Now, either she has become lazy in her excuses for not wanting to see me, or her school organises a great number of parents’ nights. Hoping it might be the latter, I consulted a friend called Lucy, a teacher at a primary near Guildford in Surrey.
She said it was quite normal to have at least one parents’ night per term, plus two or even three ‘parents’ workshops’. These workshops are dedicated to specific themes such as ‘how to support your children’s homework’ or ‘how to support your child’s literacy development.’ These usually happen at 6 p.m. on a weeknight and are well attended, I am told. But I get the impression that they are enjoyed more by the parents than the teachers, and it does make me wonder whether they are strictly necessary. The emphasis, Lucy told me, is more on making sure the parents are supportive of the school than showing them how they can be more supportive of their children.
As with so many other professions, this means that expectations have to be managed as a kind of defence mechanism. In this case, it’s the expectations of parents who are desperate for their children to do well and, understandably, want a steer about their prospects. But, of course, there’s more to it than that.

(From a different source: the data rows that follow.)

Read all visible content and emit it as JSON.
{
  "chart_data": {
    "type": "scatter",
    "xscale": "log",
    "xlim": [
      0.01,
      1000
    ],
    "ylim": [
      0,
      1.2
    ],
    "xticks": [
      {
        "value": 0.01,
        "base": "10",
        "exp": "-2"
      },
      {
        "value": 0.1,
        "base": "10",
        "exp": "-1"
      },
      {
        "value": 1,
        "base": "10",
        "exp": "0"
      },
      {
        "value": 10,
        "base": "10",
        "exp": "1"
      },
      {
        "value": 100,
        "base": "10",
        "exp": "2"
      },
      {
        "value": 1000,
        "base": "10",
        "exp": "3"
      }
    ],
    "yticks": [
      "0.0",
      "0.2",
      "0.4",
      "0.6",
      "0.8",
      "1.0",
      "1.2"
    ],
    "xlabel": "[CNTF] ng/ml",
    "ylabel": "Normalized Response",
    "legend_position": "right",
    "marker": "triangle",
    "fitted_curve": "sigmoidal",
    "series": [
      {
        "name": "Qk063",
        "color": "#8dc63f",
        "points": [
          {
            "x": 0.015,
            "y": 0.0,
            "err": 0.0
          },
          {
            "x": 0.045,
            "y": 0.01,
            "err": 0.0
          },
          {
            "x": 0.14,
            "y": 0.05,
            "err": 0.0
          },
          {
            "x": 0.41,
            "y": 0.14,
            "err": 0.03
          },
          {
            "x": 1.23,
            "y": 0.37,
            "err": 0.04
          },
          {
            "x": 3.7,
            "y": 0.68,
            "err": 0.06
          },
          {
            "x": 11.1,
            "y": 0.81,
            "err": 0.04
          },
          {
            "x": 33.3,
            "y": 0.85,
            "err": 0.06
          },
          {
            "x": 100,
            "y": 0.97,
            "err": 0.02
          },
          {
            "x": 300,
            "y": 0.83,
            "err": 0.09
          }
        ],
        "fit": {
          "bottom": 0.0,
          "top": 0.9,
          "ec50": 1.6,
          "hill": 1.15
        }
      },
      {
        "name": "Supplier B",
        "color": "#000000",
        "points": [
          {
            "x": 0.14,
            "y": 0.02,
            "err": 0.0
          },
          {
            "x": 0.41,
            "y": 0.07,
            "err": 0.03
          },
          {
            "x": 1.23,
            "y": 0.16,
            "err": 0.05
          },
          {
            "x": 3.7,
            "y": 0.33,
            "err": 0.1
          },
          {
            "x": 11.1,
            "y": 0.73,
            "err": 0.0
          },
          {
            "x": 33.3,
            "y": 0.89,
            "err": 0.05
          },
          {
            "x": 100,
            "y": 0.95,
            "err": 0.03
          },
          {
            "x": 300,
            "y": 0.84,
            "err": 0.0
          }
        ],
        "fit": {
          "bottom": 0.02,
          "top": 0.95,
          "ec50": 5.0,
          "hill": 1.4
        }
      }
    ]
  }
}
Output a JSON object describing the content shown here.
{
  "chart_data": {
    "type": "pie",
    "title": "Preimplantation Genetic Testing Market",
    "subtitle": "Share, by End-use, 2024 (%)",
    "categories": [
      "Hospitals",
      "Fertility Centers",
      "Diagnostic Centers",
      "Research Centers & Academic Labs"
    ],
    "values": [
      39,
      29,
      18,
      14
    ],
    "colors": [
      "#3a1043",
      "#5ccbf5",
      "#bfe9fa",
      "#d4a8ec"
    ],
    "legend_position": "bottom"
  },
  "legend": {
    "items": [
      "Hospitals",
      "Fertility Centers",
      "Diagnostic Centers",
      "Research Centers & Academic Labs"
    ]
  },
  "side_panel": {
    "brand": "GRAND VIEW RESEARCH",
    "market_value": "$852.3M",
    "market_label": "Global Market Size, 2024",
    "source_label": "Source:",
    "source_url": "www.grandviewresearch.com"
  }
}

For starters, parents aren’t keen to hear the truth, and even if they were given the hard facts about their child’s complete failure to show any interest in his or her sums, would they accept it? Lucy tells me that a slip is included with the reports that go out at the end of the summer term. This is for parents to fill in and send back if they feel anything in the report is unfair — or, presumably, if they want to complain about the teacher. If we continue like this, parents will soon be producing reports on the teachers.
That’s why those ten-minute ‘Meet the Teachers’ sessions can be such a charade. No teacher in modern Britain is going to say that Tabitha needs someone to read her the riot act about her attitude or that she’s disruptive in the class and in danger of having to repeat a year, suffering all the indignity that comes with it.
Instead, Tabitha’s parents will be told that she is ‘lively in class’. Freddy, meanwhile, who is struggling to read and can still barely write his name will be described as a ‘lovely chap, who is very popular with the rest of the class’.
It wasn’t always quite so sugar-coated. Shortly before my mother died she handed over all of my school reports. They do not always make for happy reading. But what strikes me is how different they are in tone to the 21st-century variety. For example, my housemaster at one point wrote that I was prone to a ‘frenzied, hollow tone of sociability’ to which he ‘took great exception’. In other words, he could not abide me — and I can assure you the feeling was mutual. But at least we both knew where we stood and with a little diplomacy here, compromise there, we soon found ways to repair the relationship. My Spanish teacher said that ‘cheerful chappy Palmer could never be accused of overwork’ and my English teacher at O-level said I was a ‘slick performer who never failed to cover reams of paper in his disgusting handwriting’. Guilty as charged, m’lud — and my handwriting is still appalling.
Lucy says she has to be far more diplomatic than my teachers were. Ben ‘knows the behavioural expectations of the school but sometimes chooses not to follow them’ is one of her ways of avoiding the obvious conclusion that Ben is a bit of a nightmare. Catherine ‘sometimes finds it difficult to listen to others, while is always keen to express her own views’ must be code for Catherine’s lust for power and enjoyment for lording it over others.
Tom Dawson, headmaster of Sunningdale, the all-boys Berkshire prep, agrees that the tone of reports has changed significantly from 20 or 30 years ago.
‘They tend to be far more bland and therefore safer and perhaps less individual as a result,’ he says. ‘Because there is so much more regular contact between teachers and parents, you don’t want to encourage a barrage of emails from parents who might think the report has been unfair. And if we do write a negative report, we make sure that it does not come as a surprise. Reports are more of a summary than a red flag.’
Which, of course, doesn’t necessarily mean that they are more effective.